Lendo um texto em um jornal amarelado pelo tempo, o tempo me pergunta: de que tens saudade (que o tempo usa o tempo verbal tu, como toda instituição eterna).
Entre viagens para lugares inimagináveis, amores passados a limpo, entre bebedeiras intermináveis, e glórias pequenas (como a de estar vivo), tive saudade de um ponto obscuro da minha vida. E não sei bem porque entre tantas damas cheias de ouro e jade peguei na mão de uma serva, e findei por escolher um momento sem grandes significações dentro de uma biografia quiçá um dia existente.

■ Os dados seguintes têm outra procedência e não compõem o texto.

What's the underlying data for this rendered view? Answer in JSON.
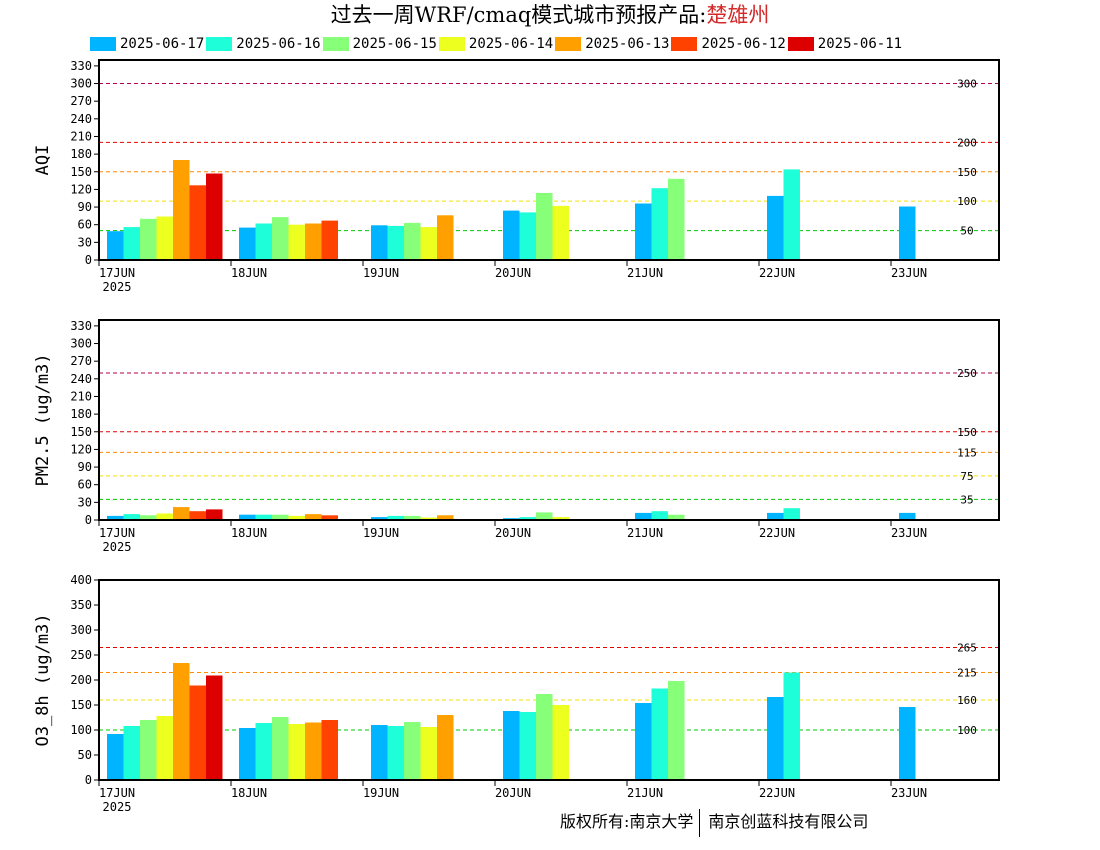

Saudade, tempo, sinto daquele dia em que nos enfurnamos no carro de Mário e fomos para Enseada dos Golfinhos, e eu já não era um menino, mas também não era o homem que hoje sou. Enseada dos Golfinhos é uma praia perto de Itamaracá sem maiores atrativos turísticos, fora da circunscrição de festas que assola as praias do litoral sul do meu Estado. É uma prainha de nada, depois de um caminho margeado pela mata fechada (pelo menos assim me lembro da praia, talvez seja apenas uma construção da lembrança, como, de resto, é o mundo inteiro).
Fomos eu, o Gordo (todo mundo tem um amigo Gordo), Gabriel e Mário. Não havia qualquer desejo de estripulias sem responsabilidades, ou de experiências sensorias individualistas ou em grupo (como rituais primitivos...bom, vocês entenderam). Estávamos querendo sair um pouco da rotina, na inocência de alguém que só deseja a praia longe ao reverso do concreto perto.
Saudade tenho da gastronomia, a despeito do frango assado comprado na padaria, na beira do caminho, e da farofa industrializada requentada no fogão meia boca (que deu uma nova definição a minha esofagite). Passamos muito bem; talvez porque naquela época nossa língua era menos áspera e qualquer coisa com bastante sal fosse uma festa para o nosso paladar.
Saudade tenho do banho de mar que tomávamos no fim de tarde, olhando as meninas passando, com a única obrigação de não pensar em nada, nem nas meninas. Da areia batendo nas costas sopradas pelo terral.
Saudade tenho da maconha degustada vagarosamente na rede, enquanto o solo de bateria na música de Jorge Ben ia ficando cada vez maior, até tomar conta do nosso sono.
Saudade tenho do futuro incerto que ditava a moda naquela época, e eu só queria morrer muito cedo depois de ter gravado um disco conceitual e ter publicado meu livro de poemas. Éramos todos efànt terribles sem nos darmos contas que acharíamos belos os poemas de Verlaine, embora não tivessemos a maturidade de assumirmos que gostaríamos de lê-los.
Saudade tenho da dor da volta, da poeira levantada pelo carro e nossos rostos pigando de suor enquanto encostávamos nos colchões que havíamos levado para amortecer nossas almas.
Saudade eu tenho desse tempo em que eu não tinha saudade de nada.